BERLIN, Germany -- Nearly a million raccoons are popping up all over Germany, but the powerful European nation appears passive in the face of invasion.
Forest biologist Ulf Hohmann told Der Spiegel the number of raccoons will soon reach a million. Meanwhile, statistics show the number killed in the country reached a record 67,000 this year -- a figure that has animal rights' activists wringing their hands. (Ten years earlier, noted the LA Times, the figure was only 9,000.)
Many of the critters are lured into traps set with chocolate. Aww!

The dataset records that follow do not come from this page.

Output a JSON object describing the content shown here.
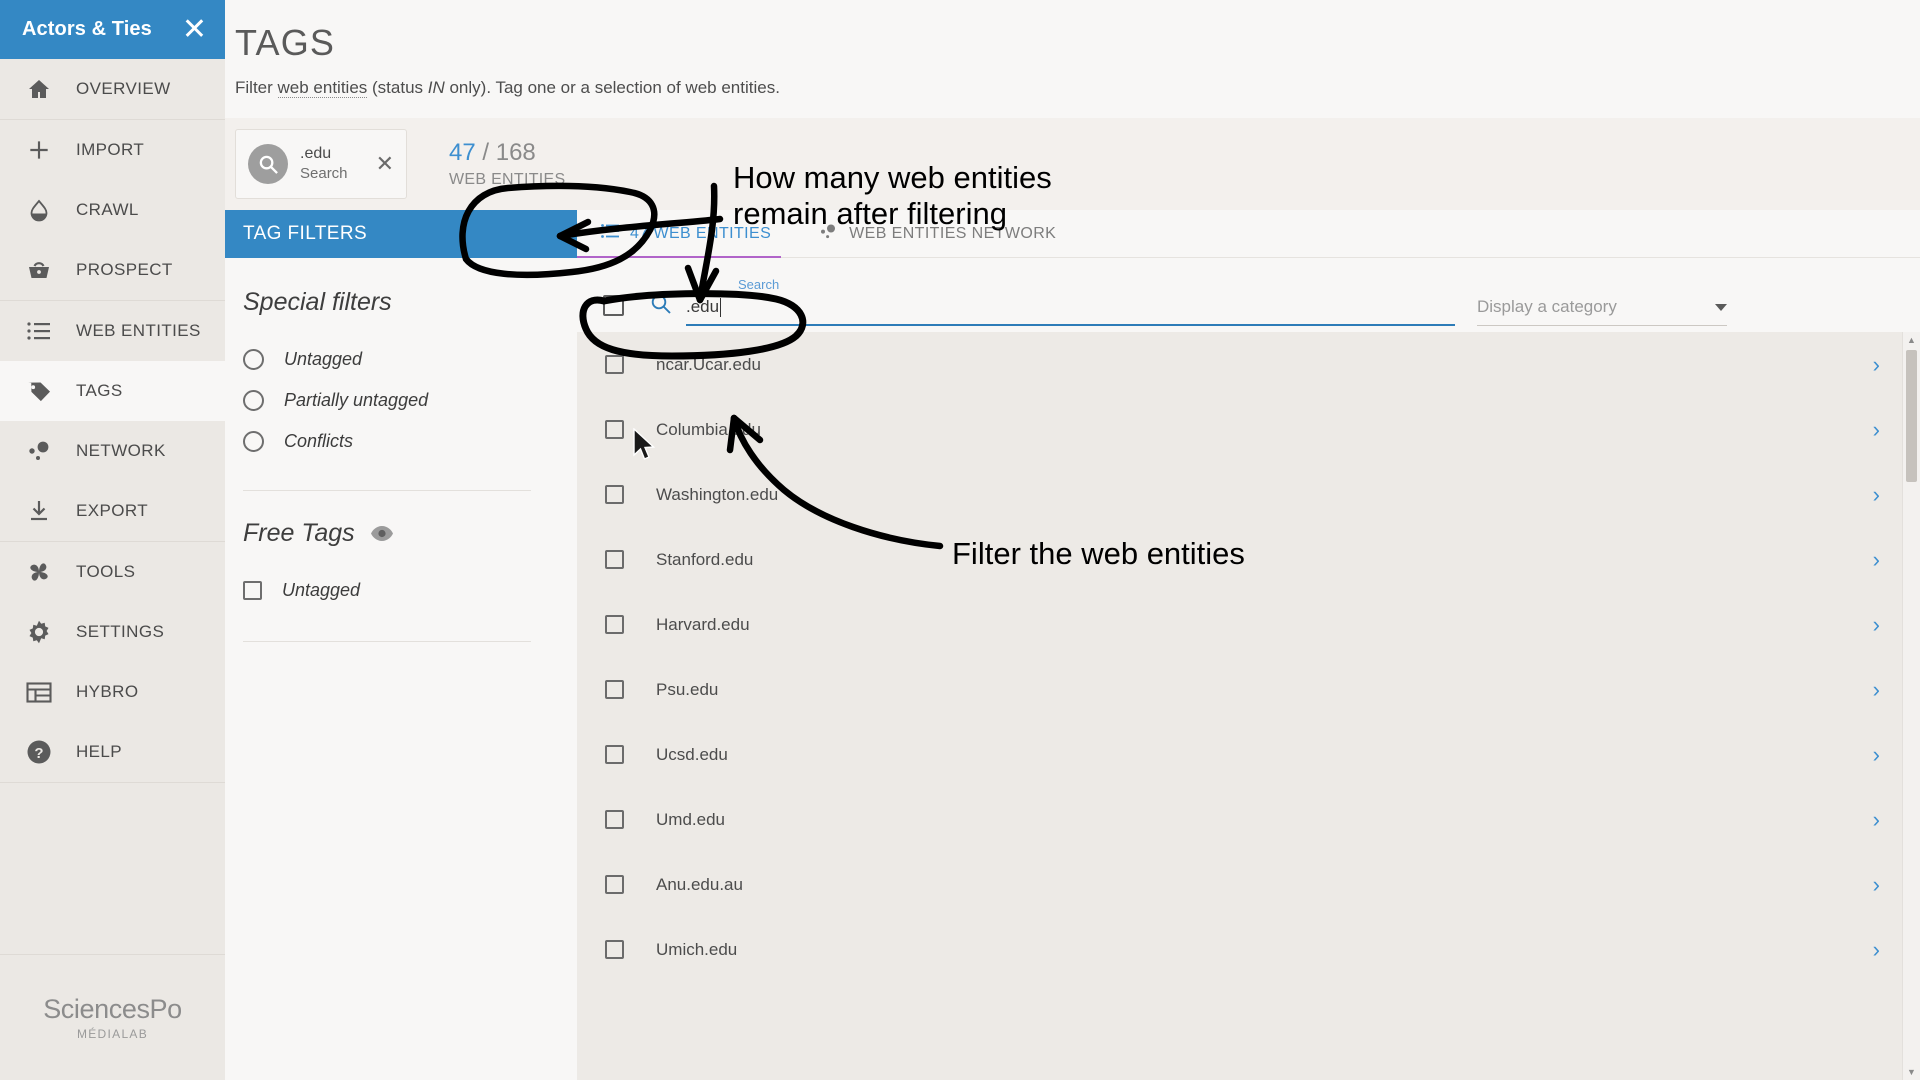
{
  "sidebar": {
    "title": "Actors & Ties",
    "close_icon": "close-icon",
    "brand": {
      "main": "SciencesPo",
      "sub": "MÉDIALAB"
    },
    "groups": [
      {
        "items": [
          {
            "label": "OVERVIEW",
            "icon": "home-icon",
            "active": false
          }
        ]
      },
      {
        "items": [
          {
            "label": "IMPORT",
            "icon": "plus-icon",
            "active": false
          },
          {
            "label": "CRAWL",
            "icon": "droplet-icon",
            "active": false
          },
          {
            "label": "PROSPECT",
            "icon": "basket-icon",
            "active": false
          }
        ]
      },
      {
        "items": [
          {
            "label": "WEB ENTITIES",
            "icon": "list-icon",
            "active": false
          },
          {
            "label": "TAGS",
            "icon": "tag-icon",
            "active": true
          },
          {
            "label": "NETWORK",
            "icon": "network-icon",
            "active": false
          },
          {
            "label": "EXPORT",
            "icon": "download-icon",
            "active": false
          }
        ]
      },
      {
        "items": [
          {
            "label": "TOOLS",
            "icon": "pinwheel-icon",
            "active": false
          },
          {
            "label": "SETTINGS",
            "icon": "gear-icon",
            "active": false
          },
          {
            "label": "HYBRO",
            "icon": "layout-icon",
            "active": false
          },
          {
            "label": "HELP",
            "icon": "question-icon",
            "active": false
          }
        ]
      }
    ]
  },
  "page": {
    "title": "TAGS",
    "subtitle_1": "Filter ",
    "subtitle_link": "web entities",
    "subtitle_2": " (status ",
    "subtitle_em": "IN",
    "subtitle_3": " only). Tag one or a selection of web entities."
  },
  "chip": {
    "icon": "search-icon",
    "value": ".edu",
    "label": "Search",
    "close_icon": "close-icon"
  },
  "counter": {
    "filtered": "47",
    "separator": " / ",
    "total": "168",
    "label": "WEB ENTITIES"
  },
  "filters": {
    "header": "TAG FILTERS",
    "special_title": "Special filters",
    "special_options": [
      {
        "label": "Untagged",
        "checked": false
      },
      {
        "label": "Partially untagged",
        "checked": false
      },
      {
        "label": "Conflicts",
        "checked": false
      }
    ],
    "free_tags_title": "Free Tags",
    "free_tags_eye_icon": "eye-icon",
    "free_tags_options": [
      {
        "label": "Untagged",
        "checked": false
      }
    ]
  },
  "tabs": [
    {
      "label": "47 WEB ENTITIES",
      "icon": "list-icon",
      "active": true
    },
    {
      "label": "WEB ENTITIES NETWORK",
      "icon": "network-icon",
      "active": false
    }
  ],
  "search": {
    "mini_label": "Search",
    "icon": "search-icon",
    "value": ".edu",
    "select_all_checkbox": false
  },
  "category": {
    "placeholder": "Display a category",
    "caret_icon": "chevron-down-icon"
  },
  "entities": [
    {
      "name": "ncar.Ucar.edu"
    },
    {
      "name": "Columbia.edu"
    },
    {
      "name": "Washington.edu"
    },
    {
      "name": "Stanford.edu"
    },
    {
      "name": "Harvard.edu"
    },
    {
      "name": "Psu.edu"
    },
    {
      "name": "Ucsd.edu"
    },
    {
      "name": "Umd.edu"
    },
    {
      "name": "Anu.edu.au"
    },
    {
      "name": "Umich.edu"
    }
  ],
  "annotations": [
    {
      "text_line_1": "How many web entities",
      "text_line_2": "remain after filtering"
    },
    {
      "text_line_1": "Filter the web entities"
    }
  ],
  "colors": {
    "accent_blue": "#3488c4",
    "link_blue": "#3d8fd0",
    "tab_underline_purple": "#b164c9",
    "sidebar_bg": "#ebe8e4",
    "list_bg": "#edeae6"
  }
}
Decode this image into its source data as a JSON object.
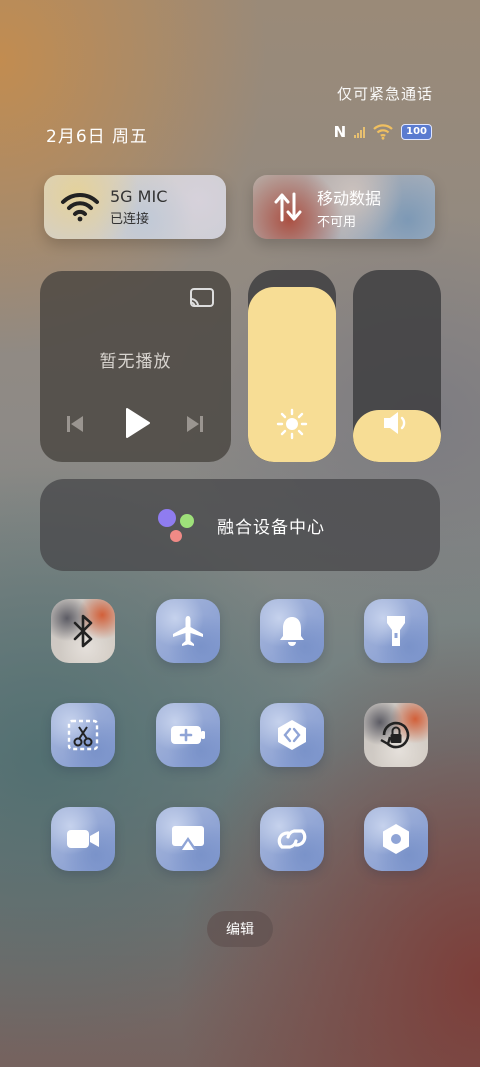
{
  "status_bar": {
    "emergency_text": "仅可紧急通话",
    "date_text": "2月6日 周五",
    "nfc_label": "N",
    "battery_level": "100"
  },
  "wifi_tile": {
    "title": "5G MIC",
    "subtitle": "已连接"
  },
  "mobile_tile": {
    "title": "移动数据",
    "subtitle": "不可用"
  },
  "media": {
    "no_playback": "暂无播放"
  },
  "sliders": {
    "brightness_level": 0.91,
    "volume_level": 0.27
  },
  "hub": {
    "label": "融合设备中心"
  },
  "quick_tiles": [
    {
      "icon": "bluetooth-icon",
      "active": true
    },
    {
      "icon": "airplane-icon",
      "active": false
    },
    {
      "icon": "bell-icon",
      "active": false
    },
    {
      "icon": "flashlight-icon",
      "active": false
    },
    {
      "icon": "screenshot-scissors-icon",
      "active": false
    },
    {
      "icon": "battery-saver-icon",
      "active": false
    },
    {
      "icon": "link-share-icon",
      "active": false
    },
    {
      "icon": "rotation-lock-icon",
      "active": true
    },
    {
      "icon": "screen-record-icon",
      "active": false
    },
    {
      "icon": "screen-cast-icon",
      "active": false
    },
    {
      "icon": "chain-link-icon",
      "active": false
    },
    {
      "icon": "settings-hex-icon",
      "active": false
    }
  ],
  "edit_label": "编辑",
  "colors": {
    "slider_fill": "#f7dd95",
    "tile_blue": "#8fa4d6",
    "battery": "#5a7bd0"
  }
}
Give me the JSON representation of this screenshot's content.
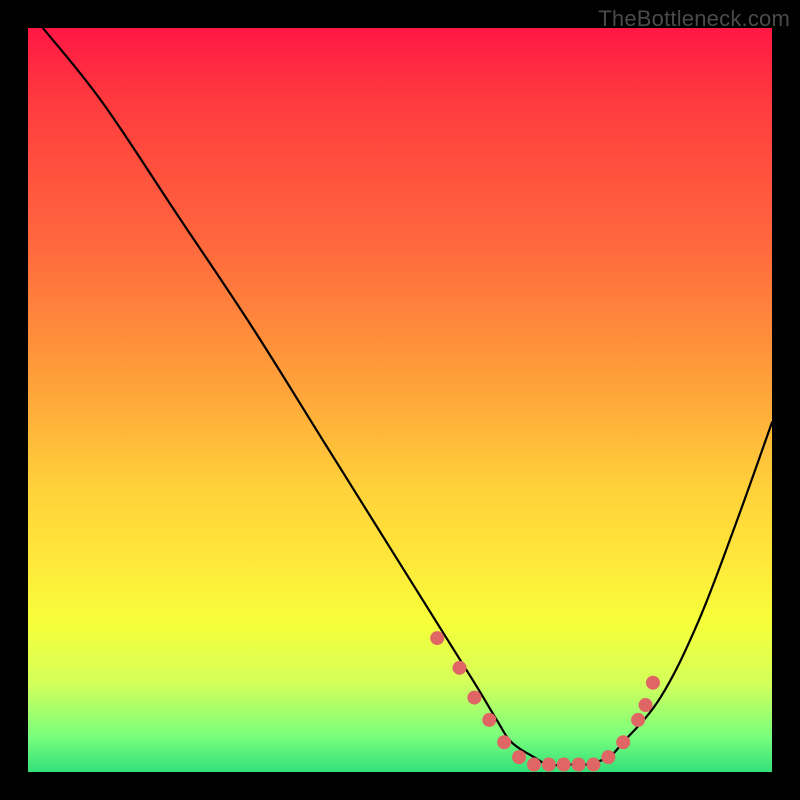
{
  "watermark": "TheBottleneck.com",
  "chart_data": {
    "type": "line",
    "title": "",
    "xlabel": "",
    "ylabel": "",
    "xlim": [
      0,
      100
    ],
    "ylim": [
      0,
      100
    ],
    "series": [
      {
        "name": "bottleneck-curve",
        "x": [
          2,
          10,
          20,
          30,
          40,
          50,
          55,
          60,
          63,
          65,
          68,
          70,
          73,
          75,
          78,
          80,
          85,
          90,
          95,
          100
        ],
        "values": [
          100,
          90,
          75,
          60,
          44,
          28,
          20,
          12,
          7,
          4,
          2,
          1,
          1,
          1,
          2,
          4,
          10,
          20,
          33,
          47
        ]
      }
    ],
    "markers": {
      "name": "highlight-dots",
      "x": [
        55,
        58,
        60,
        62,
        64,
        66,
        68,
        70,
        72,
        74,
        76,
        78,
        80,
        82,
        83,
        84
      ],
      "values": [
        18,
        14,
        10,
        7,
        4,
        2,
        1,
        1,
        1,
        1,
        1,
        2,
        4,
        7,
        9,
        12
      ],
      "color": "#e06666",
      "radius": 7
    },
    "gradient_stops": [
      {
        "pct": 0,
        "color": "#ff1744"
      },
      {
        "pct": 10,
        "color": "#ff3b3f"
      },
      {
        "pct": 30,
        "color": "#ff6a3d"
      },
      {
        "pct": 48,
        "color": "#ffa23a"
      },
      {
        "pct": 62,
        "color": "#ffd23a"
      },
      {
        "pct": 72,
        "color": "#ffe83a"
      },
      {
        "pct": 80,
        "color": "#f6ff3a"
      },
      {
        "pct": 88,
        "color": "#d4ff5a"
      },
      {
        "pct": 95,
        "color": "#7cff7c"
      },
      {
        "pct": 100,
        "color": "#33e07a"
      }
    ]
  }
}
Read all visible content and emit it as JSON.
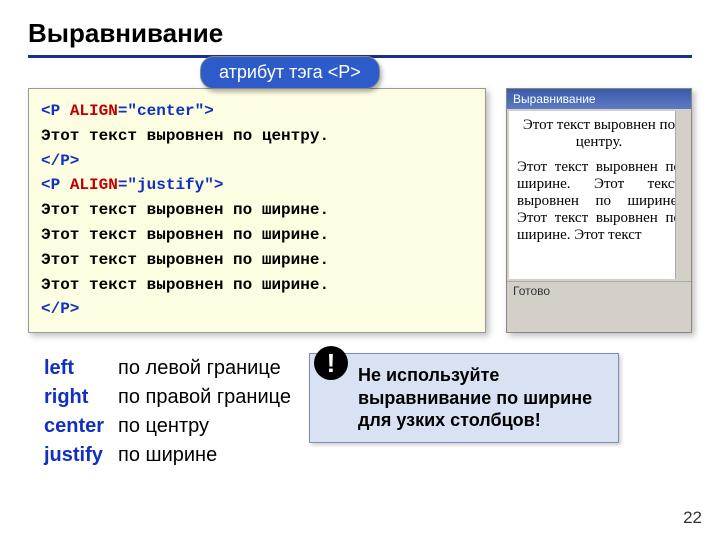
{
  "title": "Выравнивание",
  "badge": "атрибут тэга <P>",
  "code": {
    "line1_tag_open": "<P ",
    "line1_attr": "ALIGN",
    "line1_eq": "=\"center\">",
    "line2": "Этот текст выровнен по центру.",
    "line3": "</P>",
    "line4_tag_open": "<P ",
    "line4_attr": "ALIGN",
    "line4_eq": "=\"justify\">",
    "line5": "Этот текст выровнен по ширине.",
    "line6": "Этот текст выровнен по ширине.",
    "line7": "Этот текст выровнен по ширине.",
    "line8": "Этот текст выровнен по ширине.",
    "line9": "</P>"
  },
  "preview": {
    "title": "Выравнивание",
    "center_text": "Этот текст выровнен по центру.",
    "justify_text": "Этот текст выровнен по ширине. Этот текст выровнен по ширине. Этот текст выровнен по ширине. Этот текст",
    "status": "Готово"
  },
  "defs": [
    {
      "key": "left",
      "val": "по левой границе"
    },
    {
      "key": "right",
      "val": "по правой границе"
    },
    {
      "key": "center",
      "val": "по центру"
    },
    {
      "key": "justify",
      "val": "по ширине"
    }
  ],
  "warn": {
    "icon": "!",
    "text": "Не используйте выравнивание по ширине для узких столбцов!"
  },
  "page_num": "22"
}
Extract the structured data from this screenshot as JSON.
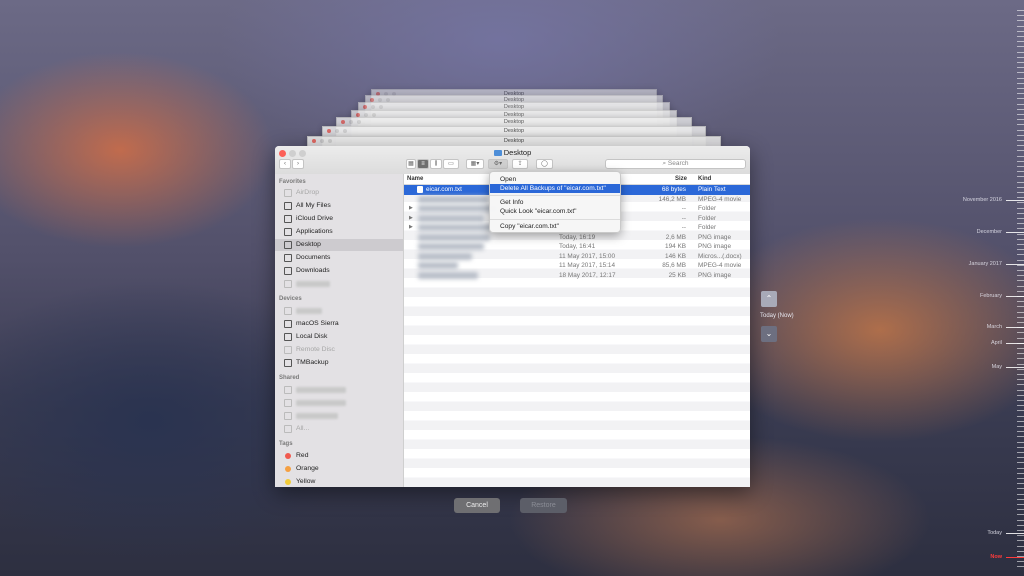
{
  "finder": {
    "window_title": "Desktop",
    "ghost_titles": [
      "Desktop",
      "Desktop",
      "Desktop",
      "Desktop",
      "Desktop",
      "Desktop",
      "Desktop"
    ],
    "search_placeholder": "Search",
    "sidebar": {
      "favorites_header": "Favorites",
      "favorites": [
        {
          "label": "AirDrop",
          "dim": true,
          "icon": "airdrop-icon"
        },
        {
          "label": "All My Files",
          "icon": "all-files-icon"
        },
        {
          "label": "iCloud Drive",
          "icon": "cloud-icon"
        },
        {
          "label": "Applications",
          "icon": "applications-icon"
        },
        {
          "label": "Desktop",
          "selected": true,
          "icon": "desktop-icon"
        },
        {
          "label": "Documents",
          "icon": "document-icon"
        },
        {
          "label": "Downloads",
          "icon": "download-icon"
        }
      ],
      "devices_header": "Devices",
      "devices": [
        {
          "label": "macOS Sierra",
          "icon": "disk-icon"
        },
        {
          "label": "Local Disk",
          "icon": "disk-icon"
        },
        {
          "label": "Remote Disc",
          "dim": true,
          "icon": "disc-icon"
        },
        {
          "label": "TMBackup",
          "icon": "disk-icon"
        }
      ],
      "shared_header": "Shared",
      "shared_all": "All...",
      "tags_header": "Tags",
      "tags": [
        {
          "label": "Red",
          "color": "#f05a4f"
        },
        {
          "label": "Orange",
          "color": "#f5a043"
        },
        {
          "label": "Yellow",
          "color": "#f2cc39"
        }
      ]
    },
    "columns": {
      "name": "Name",
      "size": "Size",
      "kind": "Kind"
    },
    "rows": [
      {
        "name": "eicar.com.txt",
        "date": "",
        "size": "68 bytes",
        "kind": "Plain Text",
        "selected": true
      },
      {
        "name": "",
        "date": "",
        "size": "146,2 MB",
        "kind": "MPEG-4 movie"
      },
      {
        "name": "",
        "date": "",
        "size": "--",
        "kind": "Folder",
        "folder": true
      },
      {
        "name": "",
        "date": "",
        "size": "--",
        "kind": "Folder",
        "folder": true
      },
      {
        "name": "",
        "date": "",
        "size": "--",
        "kind": "Folder",
        "folder": true
      },
      {
        "name": "",
        "date": "Today, 16:19",
        "size": "2,6 MB",
        "kind": "PNG image"
      },
      {
        "name": "",
        "date": "Today, 16:41",
        "size": "194 KB",
        "kind": "PNG image"
      },
      {
        "name": "",
        "date": "11 May 2017, 15:00",
        "size": "146 KB",
        "kind": "Micros...(.docx)"
      },
      {
        "name": "",
        "date": "11 May 2017, 15:14",
        "size": "85,6 MB",
        "kind": "MPEG-4 movie"
      },
      {
        "name": "",
        "date": "18 May 2017, 12:17",
        "size": "25 KB",
        "kind": "PNG image"
      }
    ]
  },
  "context_menu": {
    "items": [
      {
        "label": "Open"
      },
      {
        "label": "Delete All Backups of \"eicar.com.txt\"",
        "highlighted": true
      },
      {
        "label": "Get Info"
      },
      {
        "label": "Quick Look \"eicar.com.txt\""
      },
      {
        "label": "Copy \"eicar.com.txt\""
      }
    ]
  },
  "dialog": {
    "cancel": "Cancel",
    "restore": "Restore"
  },
  "nav": {
    "current_label": "Today (Now)"
  },
  "timeline": {
    "labels": [
      "November 2016",
      "December",
      "January 2017",
      "February",
      "March",
      "April",
      "May",
      "Today",
      "Now"
    ],
    "now_color": "#ff3b3b"
  }
}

"It's a present of the American people," Derk Ehlert, chief wildlife officer for the city of Berlin, wryly observed to the LA Times. Indeed, the North American native was first introduced to Germany in the 1920s and the species has flourished due to the region's mind climate -- particularly in the raccoon-heavy German states of Hesse, Brandenburg and Saxony-Anhalt, according to Der Spiegel.
The pushy little creatures often have rather comic interactions with the more reserved Germans, as the LA Times has it:
"This month, to the bewilderment of other passengers, two raccoons boarded a subway train, said Ehlert, who did not know the pair's final destination. Excited, anxious or nonplused Berliners constantly ring up his office to report sightings. 'We're getting 50 calls a day…. I know of at least 500 raccoon families in the city,' Ehlert said. 'They are the most intelligent mammals in Europe. They're very quick.'"
Der Spiegel said residents in one raccoon-infested area has organized a special October raccoon hunt, which they hope will turn quite deadly. The paper also denied rumors that Nazi Hermann Göring had been the one responsible for introducing the predatory creatures to the wild.
However, Britain's tabloid press, never one to let the facts get in the way of a good story, proceeded to announce: "Nazi raccoons on [the] warpath," said the LA Times, citing The Sun's headline, adding that "an illustration of a masked raccoon, foreleg raised with a swastika-stamped red armband, punctuated the point."